The integrated circuit (chip) inside an EVM card can store data as well as process data. The chip encrypts data while communicating with a POS terminal. The integrated circuit has no electrical power source.

Chip cards use one of two methods to validate purchases at POS terminals. The first, which is very common in the United States, is known as “chip and signature.” This means the user inserts the card into the POS terminal. The chip communicates encrypted account information to the terminal. The terminal cardholder is prompted to scribble something resembling a toddler’s signature on the screen as “proof” that they are the legit cardholder. Alternatively, the terminal spits out transaction information a skinny paper receipt that the cardholder then signs.

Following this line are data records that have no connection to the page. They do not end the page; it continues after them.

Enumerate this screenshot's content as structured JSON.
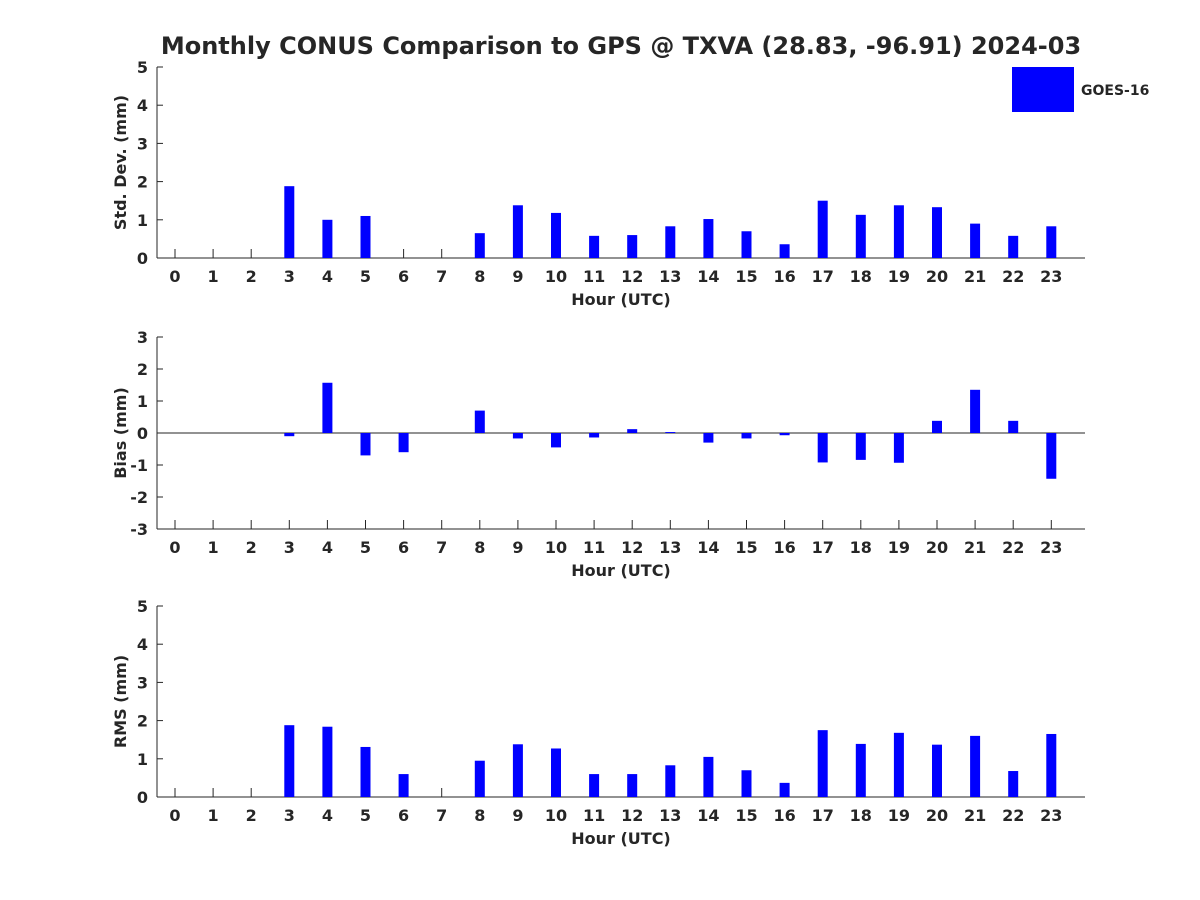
{
  "chart_data": {
    "type": "bar",
    "title": "Monthly CONUS Comparison to GPS @ TXVA (28.83, -96.91) 2024-03",
    "legend": {
      "entries": [
        "GOES-16"
      ],
      "placement": "top-right",
      "color": "#0000ff"
    },
    "categories": [
      "0",
      "1",
      "2",
      "3",
      "4",
      "5",
      "6",
      "7",
      "8",
      "9",
      "10",
      "11",
      "12",
      "13",
      "14",
      "15",
      "16",
      "17",
      "18",
      "19",
      "20",
      "21",
      "22",
      "23"
    ],
    "panels": [
      {
        "ylabel": "Std. Dev. (mm)",
        "xlabel": "Hour (UTC)",
        "ylim": [
          0,
          5
        ],
        "yticks": [
          "0",
          "1",
          "2",
          "3",
          "4",
          "5"
        ],
        "series": [
          {
            "name": "GOES-16",
            "color": "#0000ff",
            "values": [
              null,
              null,
              null,
              1.88,
              1.0,
              1.1,
              null,
              null,
              0.65,
              1.38,
              1.18,
              0.58,
              0.6,
              0.83,
              1.02,
              0.7,
              0.36,
              1.5,
              1.13,
              1.38,
              1.33,
              0.9,
              0.58,
              0.83
            ]
          }
        ]
      },
      {
        "ylabel": "Bias (mm)",
        "xlabel": "Hour (UTC)",
        "ylim": [
          -3,
          3
        ],
        "yticks": [
          "-3",
          "-2",
          "-1",
          "0",
          "1",
          "2",
          "3"
        ],
        "series": [
          {
            "name": "GOES-16",
            "color": "#0000ff",
            "values": [
              null,
              null,
              null,
              -0.1,
              1.57,
              -0.7,
              -0.6,
              null,
              0.7,
              -0.17,
              -0.45,
              -0.14,
              0.12,
              0.03,
              -0.3,
              -0.17,
              -0.07,
              -0.92,
              -0.84,
              -0.93,
              0.38,
              1.35,
              0.38,
              -1.43
            ]
          }
        ]
      },
      {
        "ylabel": "RMS (mm)",
        "xlabel": "Hour (UTC)",
        "ylim": [
          0,
          5
        ],
        "yticks": [
          "0",
          "1",
          "2",
          "3",
          "4",
          "5"
        ],
        "series": [
          {
            "name": "GOES-16",
            "color": "#0000ff",
            "values": [
              null,
              null,
              null,
              1.88,
              1.84,
              1.31,
              0.6,
              null,
              0.95,
              1.38,
              1.27,
              0.6,
              0.6,
              0.83,
              1.05,
              0.7,
              0.37,
              1.75,
              1.39,
              1.68,
              1.37,
              1.6,
              0.68,
              1.65
            ]
          }
        ]
      }
    ]
  }
}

The terminal is programmed to decide which of eight validation methods, called cardholder verification configuration (CVM), will be used to authorize or decline the sale:

  • Signature required
  • Offline plaintext PIN
  • Offline enciphered PIN
  • Offline plaintext PIN and signature
  • Offline enciphered PIN and signature
  • Online PIN0601
  • No CVM required
  • Fail CVM processing

The signature required CVM is used in America and as a legacy accommodation for United States cardholders who are traveling abroad in a country that uses chip and PIN authorization. No CVM required is used for no signature required sales, for example those that fall below a minimum dollar amount. One of the grocery supermarkets near me does not require a signature for sale below $25. Signatures are not a secure method to verify the identity of the cardholder.

Can chip cards be hacked?

Yes, chip cards can be hacked. However, it is much more difficult than hacking a card that only uses the magnetic strip. EVM card readers can be compromised with a man-in-the-middle attack. The hacker may be able to decrypt the strip data and the PIN. This could be used to clone a fraudulent magnetic strip only card. The card won’t work at a EVM terminal but will work at a terminal that permits a fallback to magnetic strip only processing for customers without chip cards or defective chip cards.

Do EVM Cards help with online fraud?

No. Because the chip is not read during the transaction and a PIN is not required for a CNP transaction. Neither the chip and signature nor the chip and PIN technology guard against online fraud.